In 2009, Israel sent 620,000 tons of humanitarian supplies into Gaza and opened its border crossing to more than 10,000 Gazans for medical treatment in Israel.
Why hide this from Post readers?
Post editors might want to ask Zacharia to spend a few days at Israeli border crossing points and then report factually on what actually moves into Gaza to meet humanitarian needs, even while residents on the Israeli side come under rocket and mortar attacks. Zacharia's dismissively cavalier treatment of Israel's vast humanitarian aid to Gaza bears no resemblance to reality.
But even as Zacharia ignores the vast scope of goods and people moving into and from Gaza, she still is not done quoting Palestinians about their woes under Israel's anti-Hamas blockade, citing Kamal Awaja as unable to return to his luxurous seaside villa near Gaza's border with Israel because of sporadic Israeli fire.
Zacharaia ends her skewed article by telling Post readers that Awaja lives in a tent with his family in a field a short drive away. Says Awaja: "I'm afraid to go back there." End of story.
But remember: This is supposed to be an article about intensified hostilities between Gaza and Israel. And yet, while devoting copious space to the views of Hamas officials and other Gazans, the article is completely devoid of any pronouncements from Israeli officials about their views of the rise of rocket and mortar attacks. Nor are there any interviews with Israeli residents near the Gaza border.

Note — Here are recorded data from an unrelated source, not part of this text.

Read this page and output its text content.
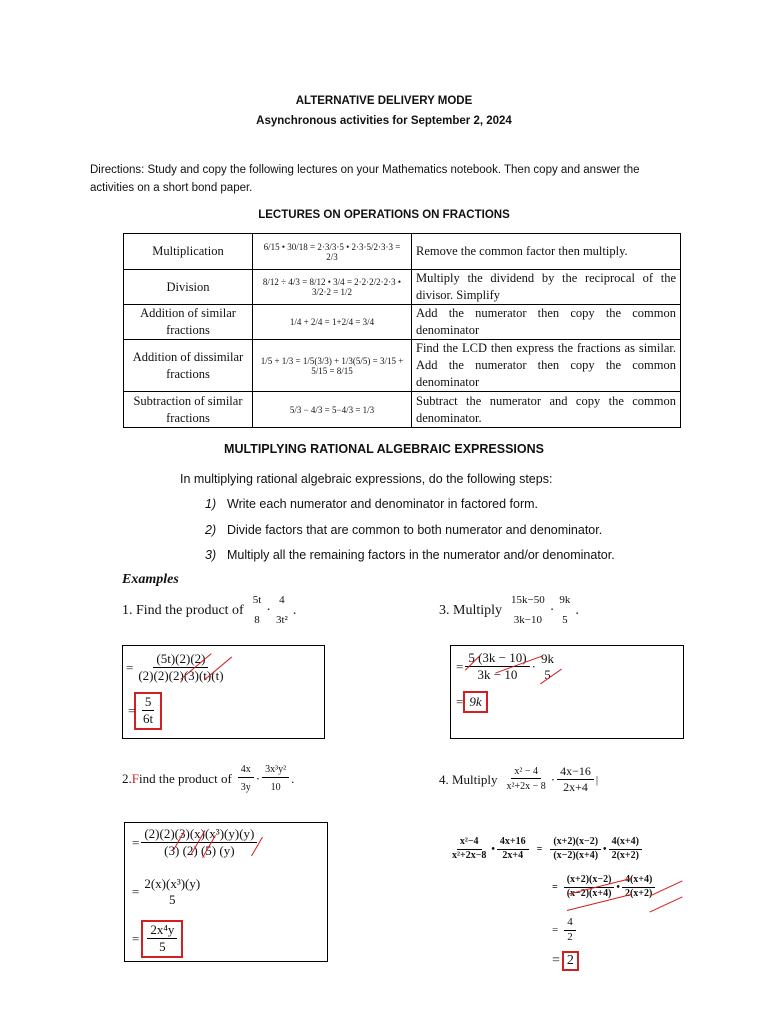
ALTERNATIVE DELIVERY MODE
Asynchronous activities for September 2, 2024
Directions: Study and copy the following lectures on your Mathematics notebook. Then copy and answer the
activities on a short bond paper.
LECTURES ON OPERATIONS ON FRACTIONS
Multiplication	6/15 • 30/18 = 2·3/3·5 • 2·3·5/2·3·3 = 2/3	Remove the common factor then multiply.
Division	8/12 ÷ 4/3 = 8/12 • 3/4 = 2·2·2/2·2·3 • 3/2·2 = 1/2	Multiply the dividend by the reciprocal of the divisor. Simplify
Addition of similar fractions	1/4 + 2/4 = 1+2/4 = 3/4	Add the numerator then copy the common denominator
Addition of dissimilar fractions	1/5 + 1/3 = 1/5(3/3) + 1/3(5/5) = 3/15 + 5/15 = 8/15	Find the LCD then express the fractions as similar. Add the numerator then copy the common denominator
Subtraction of similar fractions	5/3 − 4/3 = 5−4/3 = 1/3	Subtract the numerator and copy the common denominator.
MULTIPLYING RATIONAL ALGEBRAIC EXPRESSIONS
In multiplying rational algebraic expressions, do the following steps:
1) Write each numerator and denominator in factored form.
2) Divide factors that are common to both numerator and denominator.
3) Multiply all the remaining factors in the numerator and/or denominator.
Examples
1. Find the product of
5t
8
·
4
3t²
.
= $\frac{(5t)(2)(2)}{(2)(2)(2)(3)(t)(t)}$
= $\frac{5}{6t}$
3. Multiply
15k−50
3k−10
·
9k
5
.
= $\frac{5 (3k - 10)}{3k - 10}$ ·
9k
5
= 9k
2. F ind the product of $\frac{4x}{3y} \cdot \frac{\text{3x³y²}}{10}$ .
= $\frac{\text{(2)(2)(3)(x)(x³)(y)(y)}}{(3) (2) (5) (y)}$
=
2(x)(x³)(y)
5
= $\frac{\text{2x⁴y}}{5}$
4. Multiply $\frac{\text{x² − 4}}{\text{x²+2x − 8}} \cdot \frac{4x-16}{2x+4}$ |
$\frac{\text{x²−4}}{\text{x²+2x−8}}$ • $\frac{4x+16}{2x+4} = \frac{(x+2)(x-2)}{(x-2)(x+4)}$ • $\frac{4(x+4)}{2(x+2)}$
= $\frac{(x+2)(x-2)}{(x-2)(x+4)}$ • $\frac{4(x+4)}{2(x+2)}$
= $\frac{4}{2}$
= 2
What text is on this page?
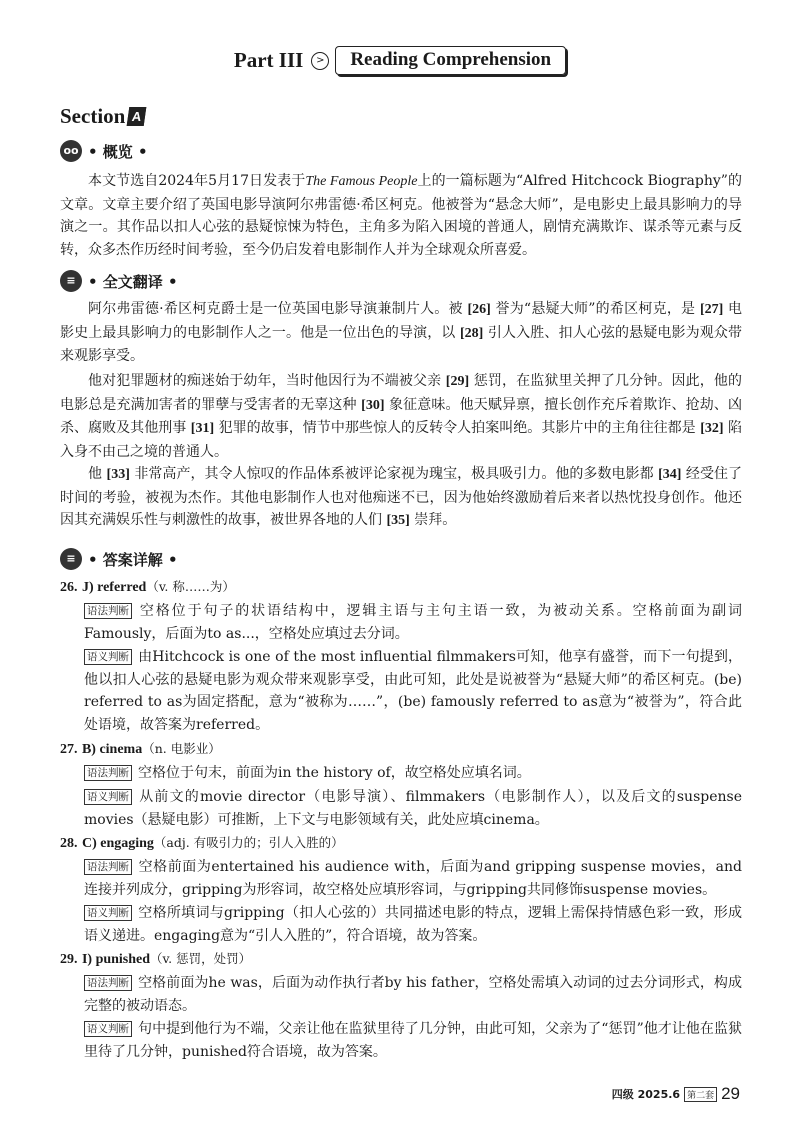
Part III	>	Reading Comprehension
Section A
oo • 概览 •

本文节选自2024年5月17日发表于The Famous People上的一篇标题为“Alfred Hitchcock Biography”的文章。文章主要介绍了英国电影导演阿尔弗雷德·希区柯克。他被誉为“悬念大师”，是电影史上最具影响力的导演之一。其作品以扣人心弦的悬疑惊悚为特色，主角多为陷入困境的普通人，剧情充满欺诈、谋杀等元素与反转，众多杰作历经时间考验，至今仍启发着电影制作人并为全球观众所喜爱。

≡ • 全文翻译 •

阿尔弗雷德·希区柯克爵士是一位英国电影导演兼制片人。被 [26] 誉为“悬疑大师”的希区柯克，是 [27] 电影史上最具影响力的电影制作人之一。他是一位出色的导演，以 [28] 引人入胜、扣人心弦的悬疑电影为观众带来观影享受。

他对犯罪题材的痴迷始于幼年，当时他因行为不端被父亲 [29] 惩罚，在监狱里关押了几分钟。因此，他的电影总是充满加害者的罪孽与受害者的无辜这种 [30] 象征意味。他天赋异禀，擅长创作充斥着欺诈、抢劫、凶杀、腐败及其他刑事 [31] 犯罪的故事，情节中那些惊人的反转令人拍案叫绝。其影片中的主角往往都是 [32] 陷入身不由己之境的普通人。

他 [33] 非常高产，其令人惊叹的作品体系被评论家视为瑰宝，极具吸引力。他的多数电影都 [34] 经受住了时间的考验，被视为杰作。其他电影制作人也对他痴迷不已，因为他始终激励着后来者以热忱投身创作。他还因其充满娱乐性与刺激性的故事，被世界各地的人们 [35] 崇拜。

≡ • 答案详解 •
26. J) referred（v. 称……为）

语法判断 空格位于句子的状语结构中，逻辑主语与主句主语一致，为被动关系。空格前面为副词Famously，后面为to as...，空格处应填过去分词。

语义判断 由Hitchcock is one of the most influential filmmakers可知，他享有盛誉，而下一句提到，他以扣人心弦的悬疑电影为观众带来观影享受，由此可知，此处是说被誉为“悬疑大师”的希区柯克。(be) referred to as为固定搭配，意为“被称为……”，(be) famously referred to as意为“被誉为”，符合此处语境，故答案为referred。

27. B) cinema（n. 电影业）

语法判断 空格位于句末，前面为in the history of，故空格处应填名词。

语义判断 从前文的movie director（电影导演）、filmmakers（电影制作人），以及后文的suspense movies（悬疑电影）可推断，上下文与电影领域有关，此处应填cinema。

28. C) engaging（adj. 有吸引力的；引人入胜的）

语法判断 空格前面为entertained his audience with，后面为and gripping suspense movies，and连接并列成分，gripping为形容词，故空格处应填形容词，与gripping共同修饰suspense movies。

语义判断 空格所填词与gripping（扣人心弦的）共同描述电影的特点，逻辑上需保持情感色彩一致，形成语义递进。engaging意为“引人入胜的”，符合语境，故为答案。

29. I) punished（v. 惩罚，处罚）

语法判断 空格前面为he was，后面为动作执行者by his father，空格处需填入动词的过去分词形式，构成完整的被动语态。

语义判断 句中提到他行为不端，父亲让他在监狱里待了几分钟，由此可知，父亲为了“惩罚”他才让他在监狱里待了几分钟，punished符合语境，故为答案。

四级 2025.6 第二套 29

No up-close-and-personal accounts of Israelis in Ashkelon being roused by Code Red sirens and having only seconds to look for some shelter against incoming rockets. No interviews with any Israeli official or spokesman explaining that tensions are due entirely to violations of the cease-fire from the Gaza side -- that if calm prevails for Israelis, calm will prevail for Gazans.
Hamas gets to have its say in the Post. Israel does not.
And just to keep the record straight, the Israeli Air Force struck at two weapons-manufacturing sites in Hamas-ruled Gaza -- not one, as Zacharia reported.